Yo que pensaba, que ya no me quedaban más lágrimas que llorar...
Continuará...
6 comentarios:
"La oquedad que ahora es mi corazón"..."Te llevaré dentro, en el hueco en el que antes tenía el corazón. A partir de ahora, mi corazón será tu recuerdo."
Bella despedida, hermoso duelo el que hace nuestra niña-mujer, a la que estos momentos ya nada le importa, ni siquiera desaparecer para siempre. El dolor de la pérdida es grande pero no amargo porque amó y fue amada y eso probablemente la reconforte consigo misma, aunque en su bondad sienta culpa por no haber hecho las cosas de otra manera.
Feliz finde Amando. Un abrazo de Á.
La congoja que destila el capítulo es inevitable. Pobre Mila...
No sabes cómo me tienes engachada a esta historia, querido.
Besos alegres para ti, que no nos afecte la ficción!
Triste, tristísimo capítulo...Esperemos que en los próximos le acuda alguna alegría a esta chica.
Un abrazo.
Este capítulo embriaga con su tristeza tan bien escrita, que cada día que pasa me parece más corto lo que leo.
Un abrazo.
Leo
Muy triste si señor! Pobrecita Mila.
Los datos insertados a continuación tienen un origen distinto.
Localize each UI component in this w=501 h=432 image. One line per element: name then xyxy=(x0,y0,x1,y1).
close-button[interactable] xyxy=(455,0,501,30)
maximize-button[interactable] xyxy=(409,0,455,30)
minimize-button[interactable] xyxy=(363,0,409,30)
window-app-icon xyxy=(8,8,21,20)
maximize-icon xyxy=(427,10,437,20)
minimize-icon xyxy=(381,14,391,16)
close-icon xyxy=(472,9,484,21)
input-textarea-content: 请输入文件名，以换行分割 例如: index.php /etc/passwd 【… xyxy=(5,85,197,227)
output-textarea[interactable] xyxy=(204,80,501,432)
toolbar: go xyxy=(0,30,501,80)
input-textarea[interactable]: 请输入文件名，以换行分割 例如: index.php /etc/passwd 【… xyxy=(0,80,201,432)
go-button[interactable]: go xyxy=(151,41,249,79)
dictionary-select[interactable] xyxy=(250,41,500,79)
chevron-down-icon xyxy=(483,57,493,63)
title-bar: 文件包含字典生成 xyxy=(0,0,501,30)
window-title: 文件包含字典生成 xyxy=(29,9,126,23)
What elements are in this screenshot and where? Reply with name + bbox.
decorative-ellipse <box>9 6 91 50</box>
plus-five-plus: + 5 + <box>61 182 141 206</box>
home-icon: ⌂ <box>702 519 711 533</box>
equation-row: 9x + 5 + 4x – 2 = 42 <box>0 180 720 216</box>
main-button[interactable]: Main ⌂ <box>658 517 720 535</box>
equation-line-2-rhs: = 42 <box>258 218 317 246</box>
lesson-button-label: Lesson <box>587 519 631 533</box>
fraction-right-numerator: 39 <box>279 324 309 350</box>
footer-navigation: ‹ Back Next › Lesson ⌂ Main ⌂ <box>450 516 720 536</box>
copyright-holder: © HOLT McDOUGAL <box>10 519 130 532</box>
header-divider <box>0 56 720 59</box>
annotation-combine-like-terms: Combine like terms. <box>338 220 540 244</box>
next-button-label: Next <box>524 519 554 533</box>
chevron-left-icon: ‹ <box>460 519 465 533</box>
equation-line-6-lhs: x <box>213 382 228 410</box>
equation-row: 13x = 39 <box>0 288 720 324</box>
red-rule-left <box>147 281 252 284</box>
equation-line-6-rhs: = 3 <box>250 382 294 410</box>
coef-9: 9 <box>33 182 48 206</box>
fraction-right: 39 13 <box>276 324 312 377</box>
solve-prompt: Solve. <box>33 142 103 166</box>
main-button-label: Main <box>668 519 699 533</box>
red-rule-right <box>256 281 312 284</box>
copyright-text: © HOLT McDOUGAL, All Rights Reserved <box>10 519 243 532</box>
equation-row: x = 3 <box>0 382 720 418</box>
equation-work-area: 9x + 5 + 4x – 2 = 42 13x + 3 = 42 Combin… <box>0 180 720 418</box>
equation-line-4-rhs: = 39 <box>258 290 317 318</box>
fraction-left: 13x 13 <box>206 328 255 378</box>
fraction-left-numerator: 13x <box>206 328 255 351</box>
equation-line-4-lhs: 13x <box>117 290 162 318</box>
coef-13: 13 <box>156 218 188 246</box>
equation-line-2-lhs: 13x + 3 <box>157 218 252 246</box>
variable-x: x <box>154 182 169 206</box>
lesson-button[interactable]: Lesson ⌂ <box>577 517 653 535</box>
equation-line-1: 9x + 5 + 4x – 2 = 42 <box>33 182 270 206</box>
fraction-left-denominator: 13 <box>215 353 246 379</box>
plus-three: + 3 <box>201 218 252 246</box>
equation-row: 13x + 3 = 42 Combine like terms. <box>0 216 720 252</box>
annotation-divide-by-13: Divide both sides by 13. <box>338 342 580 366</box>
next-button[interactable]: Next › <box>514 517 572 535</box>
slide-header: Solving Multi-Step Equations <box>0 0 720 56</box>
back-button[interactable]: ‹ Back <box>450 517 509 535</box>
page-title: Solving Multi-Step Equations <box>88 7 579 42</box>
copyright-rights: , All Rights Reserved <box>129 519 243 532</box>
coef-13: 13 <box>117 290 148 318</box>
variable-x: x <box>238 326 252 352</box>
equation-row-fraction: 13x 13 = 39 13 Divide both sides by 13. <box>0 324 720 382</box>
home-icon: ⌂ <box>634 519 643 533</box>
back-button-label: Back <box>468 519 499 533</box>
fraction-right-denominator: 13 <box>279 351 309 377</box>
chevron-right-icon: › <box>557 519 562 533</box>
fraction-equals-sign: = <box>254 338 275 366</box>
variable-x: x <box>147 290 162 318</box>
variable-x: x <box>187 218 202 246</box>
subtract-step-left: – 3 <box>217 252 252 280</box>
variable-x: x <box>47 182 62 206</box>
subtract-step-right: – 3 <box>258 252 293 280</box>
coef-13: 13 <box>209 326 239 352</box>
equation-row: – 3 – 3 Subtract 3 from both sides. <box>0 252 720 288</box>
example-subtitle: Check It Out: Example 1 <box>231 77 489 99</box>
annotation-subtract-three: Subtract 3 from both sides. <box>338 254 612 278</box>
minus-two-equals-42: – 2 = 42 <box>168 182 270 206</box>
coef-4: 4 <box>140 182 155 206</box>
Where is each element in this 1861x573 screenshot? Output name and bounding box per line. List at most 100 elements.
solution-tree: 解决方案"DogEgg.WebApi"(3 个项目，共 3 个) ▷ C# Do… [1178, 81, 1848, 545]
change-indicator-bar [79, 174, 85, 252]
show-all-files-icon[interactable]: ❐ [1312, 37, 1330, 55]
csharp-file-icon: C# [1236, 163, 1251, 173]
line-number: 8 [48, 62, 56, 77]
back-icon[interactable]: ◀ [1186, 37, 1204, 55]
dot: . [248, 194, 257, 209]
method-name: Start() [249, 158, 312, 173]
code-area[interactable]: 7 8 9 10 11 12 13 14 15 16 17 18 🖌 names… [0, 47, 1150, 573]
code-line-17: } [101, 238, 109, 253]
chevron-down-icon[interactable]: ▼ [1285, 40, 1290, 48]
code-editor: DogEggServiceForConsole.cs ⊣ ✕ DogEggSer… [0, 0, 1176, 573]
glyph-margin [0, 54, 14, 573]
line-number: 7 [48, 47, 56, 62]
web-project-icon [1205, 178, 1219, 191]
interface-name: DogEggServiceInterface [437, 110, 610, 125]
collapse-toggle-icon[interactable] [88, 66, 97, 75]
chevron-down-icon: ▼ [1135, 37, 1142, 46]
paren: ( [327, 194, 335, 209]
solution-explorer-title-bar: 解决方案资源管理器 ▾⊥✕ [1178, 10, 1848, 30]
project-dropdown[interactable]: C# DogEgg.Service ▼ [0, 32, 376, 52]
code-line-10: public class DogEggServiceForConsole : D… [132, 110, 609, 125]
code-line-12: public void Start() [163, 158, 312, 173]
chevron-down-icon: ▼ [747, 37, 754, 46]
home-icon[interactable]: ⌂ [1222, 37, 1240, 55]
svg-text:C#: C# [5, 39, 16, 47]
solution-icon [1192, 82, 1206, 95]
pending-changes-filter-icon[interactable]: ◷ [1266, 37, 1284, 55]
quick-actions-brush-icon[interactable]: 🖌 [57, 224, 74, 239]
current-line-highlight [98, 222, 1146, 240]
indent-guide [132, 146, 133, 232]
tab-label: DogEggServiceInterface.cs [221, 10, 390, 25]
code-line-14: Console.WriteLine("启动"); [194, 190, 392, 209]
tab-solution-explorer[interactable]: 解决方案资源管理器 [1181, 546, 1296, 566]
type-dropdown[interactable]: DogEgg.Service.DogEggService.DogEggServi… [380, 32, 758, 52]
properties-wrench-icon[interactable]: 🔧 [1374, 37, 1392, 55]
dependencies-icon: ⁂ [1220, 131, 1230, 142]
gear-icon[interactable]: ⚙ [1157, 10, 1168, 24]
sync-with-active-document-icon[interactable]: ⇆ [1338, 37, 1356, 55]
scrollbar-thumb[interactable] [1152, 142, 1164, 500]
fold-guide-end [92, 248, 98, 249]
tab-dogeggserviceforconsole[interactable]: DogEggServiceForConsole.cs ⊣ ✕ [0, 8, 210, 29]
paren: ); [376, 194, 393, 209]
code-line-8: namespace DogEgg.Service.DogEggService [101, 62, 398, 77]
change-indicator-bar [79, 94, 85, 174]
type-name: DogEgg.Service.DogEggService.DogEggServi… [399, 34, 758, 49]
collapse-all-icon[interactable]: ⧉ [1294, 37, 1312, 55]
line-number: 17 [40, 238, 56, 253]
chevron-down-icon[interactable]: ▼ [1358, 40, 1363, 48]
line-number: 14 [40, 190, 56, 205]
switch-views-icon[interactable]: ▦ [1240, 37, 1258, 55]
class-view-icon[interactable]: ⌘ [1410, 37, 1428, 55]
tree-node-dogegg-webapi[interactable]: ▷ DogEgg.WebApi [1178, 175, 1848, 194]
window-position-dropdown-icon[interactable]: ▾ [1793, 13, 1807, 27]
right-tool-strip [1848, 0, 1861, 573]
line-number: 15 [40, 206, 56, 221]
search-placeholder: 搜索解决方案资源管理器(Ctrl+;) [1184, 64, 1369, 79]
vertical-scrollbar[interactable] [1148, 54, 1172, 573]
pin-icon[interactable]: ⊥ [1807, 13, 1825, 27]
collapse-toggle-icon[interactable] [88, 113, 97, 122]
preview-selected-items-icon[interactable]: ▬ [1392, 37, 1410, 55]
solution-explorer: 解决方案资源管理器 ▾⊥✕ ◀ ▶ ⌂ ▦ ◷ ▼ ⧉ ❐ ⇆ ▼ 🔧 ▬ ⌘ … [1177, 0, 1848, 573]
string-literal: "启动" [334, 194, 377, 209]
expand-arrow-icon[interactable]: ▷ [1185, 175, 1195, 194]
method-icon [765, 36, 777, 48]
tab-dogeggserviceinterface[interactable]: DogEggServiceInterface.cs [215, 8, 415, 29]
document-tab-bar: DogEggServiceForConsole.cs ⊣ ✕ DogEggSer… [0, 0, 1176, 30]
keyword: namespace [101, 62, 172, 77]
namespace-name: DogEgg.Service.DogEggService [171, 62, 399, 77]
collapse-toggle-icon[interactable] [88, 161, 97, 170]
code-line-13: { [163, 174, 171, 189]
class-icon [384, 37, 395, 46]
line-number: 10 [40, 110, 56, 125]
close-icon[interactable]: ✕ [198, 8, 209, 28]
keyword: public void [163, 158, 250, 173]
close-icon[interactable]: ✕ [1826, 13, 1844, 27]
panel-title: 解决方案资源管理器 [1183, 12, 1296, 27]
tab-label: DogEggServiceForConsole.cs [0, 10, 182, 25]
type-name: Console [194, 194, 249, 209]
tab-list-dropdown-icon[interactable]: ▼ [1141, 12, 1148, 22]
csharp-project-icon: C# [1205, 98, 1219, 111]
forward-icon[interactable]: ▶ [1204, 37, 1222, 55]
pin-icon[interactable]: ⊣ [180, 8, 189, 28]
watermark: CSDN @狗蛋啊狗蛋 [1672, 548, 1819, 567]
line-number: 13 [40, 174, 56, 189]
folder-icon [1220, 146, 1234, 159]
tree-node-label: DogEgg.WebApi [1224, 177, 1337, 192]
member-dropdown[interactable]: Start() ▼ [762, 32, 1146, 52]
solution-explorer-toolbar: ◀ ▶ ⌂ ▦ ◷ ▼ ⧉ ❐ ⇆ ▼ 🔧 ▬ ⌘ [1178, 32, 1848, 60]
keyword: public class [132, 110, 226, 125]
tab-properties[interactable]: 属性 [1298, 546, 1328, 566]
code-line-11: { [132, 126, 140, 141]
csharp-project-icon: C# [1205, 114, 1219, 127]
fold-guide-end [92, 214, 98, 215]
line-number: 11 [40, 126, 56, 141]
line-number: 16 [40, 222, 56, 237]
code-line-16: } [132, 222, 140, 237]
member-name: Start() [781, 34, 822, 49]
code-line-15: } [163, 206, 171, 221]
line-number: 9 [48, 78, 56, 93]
Amando, me parece un privilegio extraordinario que puedas ver con tus ojos y tu mente,todos y cada uno de los detalles y pensamientos de la protagonista- y luego plasmarlo tan divino, con frases tan bonitas... Está tan deliciosamente escrita, que me quedo con el ansia de que llegue lunes para el siguiente capítulo.
!He leído lo de la niña de catorce años que ha sido secuestrada y violada! Yo que tengo nietas de esa edad, me tiembla el corazón.
Un brazo Escribidor, y un puñado de besos para todos vosotros. En una tarde lluviosa aquí en Pontevedra.
Me has llevado, como a Mila, al borde de las lágrimas.